Himalayan Season Opens with Ascents of Dhaulagiri and Annapurna
Several mountaineers have ambitious plans to climb multiple 8,000-meter peaks this season
The spring climbing season in Nepal is just a few weeks old, and mountaineers are already reaching the top of the world’s highest peaks. On April 30, a team of 13 Chinese climbers reached the summit of Mount Everest to install a solar-powered weather station after ascending from Tibet. Across the border in Nepal, teams of climbers were still ascending to high camps to acclimatize before making attempts at the summit.
More than a dozen have already reached the summits of 26,795-foot Dhaulagiri and 26,545-foot Annapurna, and among the group are three record-setting women.
Taiwanese climber Tseng Ko-Erh, 29, known in Western climbing circles as Grace Tseng, became the youngest woman to ascend Annapurna without using supplemental oxygen. She summited on April 28, one of at least 12 people to reach the mountain’s pinnacle that day; the successful push occurred just after guides secured fixed ropes on the ridge above camp four.
Tseng is trying to become the youngest woman to climb the world’s 14 peaks above 8,000 meters (26,246 feet). Joining her atop Annapurna was another woman chasing that record: 21-year-old Brit Adriana Brownlee, whose successful climb marked her fourth summit on an 8,000-meter peak.
Tseng and Brownlee are both following an ambitious mountaineering schedule in 2022. In February, Tseng tried to ascend K2 but was turned back by bad weather. Now she is hoping to climb 26,781-foot Manaslu this spring before heading to Pakistan to climb five more high peaks this summer.
Brownlee, meanwhile, is planning to climb six peaks above 26,000 feet this year alone; she plans to attempt 28,169-foot Kanchenjunga next.
“I want to stand out, and be unique, and be able to show other people who are younger than me that you can do this as well,” Brownlee said recently on the Between the Mountains podcast. “I tried out university and didn’t like it, switched straight away.
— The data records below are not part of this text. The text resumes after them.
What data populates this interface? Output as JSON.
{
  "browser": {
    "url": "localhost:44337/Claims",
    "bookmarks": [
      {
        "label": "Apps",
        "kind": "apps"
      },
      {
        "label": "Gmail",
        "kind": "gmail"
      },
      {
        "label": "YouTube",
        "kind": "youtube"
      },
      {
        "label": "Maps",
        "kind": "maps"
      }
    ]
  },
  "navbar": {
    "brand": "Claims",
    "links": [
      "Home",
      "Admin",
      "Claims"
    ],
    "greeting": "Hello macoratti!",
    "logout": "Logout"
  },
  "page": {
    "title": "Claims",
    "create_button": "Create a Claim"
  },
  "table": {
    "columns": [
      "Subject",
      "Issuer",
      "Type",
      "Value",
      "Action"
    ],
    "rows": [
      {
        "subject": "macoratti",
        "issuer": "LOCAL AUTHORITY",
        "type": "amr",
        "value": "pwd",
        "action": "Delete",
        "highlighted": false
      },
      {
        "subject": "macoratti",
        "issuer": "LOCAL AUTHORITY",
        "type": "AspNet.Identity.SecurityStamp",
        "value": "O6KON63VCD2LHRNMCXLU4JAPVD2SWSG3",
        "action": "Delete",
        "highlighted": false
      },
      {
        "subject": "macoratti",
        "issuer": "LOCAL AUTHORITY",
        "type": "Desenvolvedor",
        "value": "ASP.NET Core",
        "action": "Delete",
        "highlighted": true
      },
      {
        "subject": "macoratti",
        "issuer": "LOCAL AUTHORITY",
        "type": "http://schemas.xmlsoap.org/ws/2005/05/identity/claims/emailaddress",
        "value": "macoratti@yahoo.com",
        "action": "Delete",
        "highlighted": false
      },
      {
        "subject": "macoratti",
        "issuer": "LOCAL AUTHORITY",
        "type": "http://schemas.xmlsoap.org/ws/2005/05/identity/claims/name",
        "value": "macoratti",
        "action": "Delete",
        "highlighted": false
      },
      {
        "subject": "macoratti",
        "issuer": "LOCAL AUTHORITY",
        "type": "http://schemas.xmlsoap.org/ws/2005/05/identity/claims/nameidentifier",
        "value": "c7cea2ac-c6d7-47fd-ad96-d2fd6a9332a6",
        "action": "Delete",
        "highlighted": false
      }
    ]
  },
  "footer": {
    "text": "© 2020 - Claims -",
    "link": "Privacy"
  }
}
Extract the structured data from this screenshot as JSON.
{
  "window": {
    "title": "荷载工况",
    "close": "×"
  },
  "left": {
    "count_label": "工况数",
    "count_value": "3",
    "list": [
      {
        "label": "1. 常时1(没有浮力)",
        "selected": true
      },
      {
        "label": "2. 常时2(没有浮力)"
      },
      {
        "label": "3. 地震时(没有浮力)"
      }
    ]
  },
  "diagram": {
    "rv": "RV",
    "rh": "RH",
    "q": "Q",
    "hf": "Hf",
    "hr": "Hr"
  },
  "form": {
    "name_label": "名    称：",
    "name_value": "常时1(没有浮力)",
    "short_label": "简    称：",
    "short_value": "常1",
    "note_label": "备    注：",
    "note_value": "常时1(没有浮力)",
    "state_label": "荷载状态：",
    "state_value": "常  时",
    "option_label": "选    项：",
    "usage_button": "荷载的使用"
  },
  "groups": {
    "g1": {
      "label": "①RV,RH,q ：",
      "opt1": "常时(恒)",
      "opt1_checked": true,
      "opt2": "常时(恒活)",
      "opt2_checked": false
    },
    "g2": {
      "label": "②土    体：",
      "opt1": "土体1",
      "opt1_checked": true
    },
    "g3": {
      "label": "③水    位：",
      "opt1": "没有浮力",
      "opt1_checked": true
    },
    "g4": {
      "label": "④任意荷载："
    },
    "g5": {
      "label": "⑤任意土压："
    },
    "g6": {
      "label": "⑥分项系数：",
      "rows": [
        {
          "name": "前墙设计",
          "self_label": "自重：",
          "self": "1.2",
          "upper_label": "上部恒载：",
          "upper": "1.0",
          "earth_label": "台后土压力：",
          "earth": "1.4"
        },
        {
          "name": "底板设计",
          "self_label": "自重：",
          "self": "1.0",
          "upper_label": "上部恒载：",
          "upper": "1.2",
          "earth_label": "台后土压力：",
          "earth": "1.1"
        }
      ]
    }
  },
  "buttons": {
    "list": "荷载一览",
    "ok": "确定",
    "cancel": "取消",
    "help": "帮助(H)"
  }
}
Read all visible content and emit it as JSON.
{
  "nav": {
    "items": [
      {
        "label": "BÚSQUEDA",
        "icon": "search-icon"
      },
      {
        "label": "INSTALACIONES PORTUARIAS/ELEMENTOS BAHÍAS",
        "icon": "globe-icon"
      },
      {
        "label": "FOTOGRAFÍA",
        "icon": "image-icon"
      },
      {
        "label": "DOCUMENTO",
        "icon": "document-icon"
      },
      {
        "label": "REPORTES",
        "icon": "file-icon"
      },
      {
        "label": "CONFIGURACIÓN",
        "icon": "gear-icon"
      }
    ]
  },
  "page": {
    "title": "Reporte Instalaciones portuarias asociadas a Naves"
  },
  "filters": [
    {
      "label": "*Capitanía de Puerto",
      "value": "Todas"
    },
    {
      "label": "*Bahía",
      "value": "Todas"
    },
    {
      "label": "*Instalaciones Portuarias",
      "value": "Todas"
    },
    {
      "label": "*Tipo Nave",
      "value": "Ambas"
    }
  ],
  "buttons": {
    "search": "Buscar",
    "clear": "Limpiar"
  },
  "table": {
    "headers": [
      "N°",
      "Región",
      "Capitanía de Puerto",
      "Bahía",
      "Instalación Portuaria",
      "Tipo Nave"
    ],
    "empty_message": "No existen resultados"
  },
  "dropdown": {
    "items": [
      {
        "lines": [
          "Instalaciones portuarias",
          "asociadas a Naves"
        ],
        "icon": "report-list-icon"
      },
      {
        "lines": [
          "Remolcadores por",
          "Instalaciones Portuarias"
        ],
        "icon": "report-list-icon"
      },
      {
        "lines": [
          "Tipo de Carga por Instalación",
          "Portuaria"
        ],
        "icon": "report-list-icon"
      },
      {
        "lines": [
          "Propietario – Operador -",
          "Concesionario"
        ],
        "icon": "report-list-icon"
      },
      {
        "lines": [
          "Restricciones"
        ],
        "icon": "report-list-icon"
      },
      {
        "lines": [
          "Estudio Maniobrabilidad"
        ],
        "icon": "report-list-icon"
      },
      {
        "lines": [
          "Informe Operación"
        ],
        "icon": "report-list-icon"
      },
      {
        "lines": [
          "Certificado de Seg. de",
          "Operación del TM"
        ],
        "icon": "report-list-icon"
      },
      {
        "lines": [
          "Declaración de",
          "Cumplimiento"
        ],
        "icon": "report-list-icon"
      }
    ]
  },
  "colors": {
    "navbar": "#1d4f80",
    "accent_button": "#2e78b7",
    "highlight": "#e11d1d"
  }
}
Tried out mountaineering and fell in love with it and have stuck at it.”
Tseng and Brownlee are part of a new generation of climbers attempting to scale multiple Himalayan peaks in one season. Traditionally, mountaineers have targeted one or maybe two high peaks in that time frame—simply trekking to base camps often takes multiple days or weeks to accomplish. But now some climbers can fly between base camps via helicopter and then join up with guided ascents throughout the season. This method was pioneered by Nepali climber Nirmal “Nims” Purja, who ascended all 14 8,000-meter peaks in 2019.
Both Tseng and Brownlee plan to use helicopters to get from one mountain to the next.
Another climber pursuing an ambitious Himalayan season is Norwegian Kristin Harila, who is also a professional skier and runner. Harila, 36, currently holds the record for the fastest women’s ascent of both Mount Everest and Lhotse, which she did in under 12 hours. This year, Harila is attempting to match or surpass Purja’s record on the peaks, which stands at six months and six days.
Other record seekers include 48-year-old climber Lhakpa Sherpa who is hoping to break her own world record by notching her tenth successful summit—the most of any woman. Lhakpa is from the Makalu region of Nepal and she currently lives in Connecticut.
Similar to Tseng and Brownlee, Harila plans to take a helicopter between the mountains.
The biggest obstacle standing in front of these three climbers and their respective missions is not the mountains themselves but rather the continued total closure of the Chinese border to all travelers, including aspiring mountaineers, due to COVID-19 concerns. The women all still need to summit 26,400-foot Sishapangma, which is located entirely within China. There is also the problem of 26,750-foot Cho Oyu, typically climbed from a route on its vastly easier and safer north face, which is also in China. How the women navigate the border crossing is yet to be seen.
While multiple mountaineers have reached the tops of high peaks in the Himalayas, the season has not been without tragedy. Twenty-two people reached the summit of Dhaulagiri on April 9, but one failed to make it back to base camp. Experienced Greek climber Antonios Sykaris died while descending the mountain, near camp three, after an extended rescue attempt by his climbing partner, Dawa Sherpa.
Sykaris, 59, had previously climbed Mount Everest, Lhotse, Kanchenjunga, and Manaslu. His death is the first fatality of the 2022 climbing season in Nepal.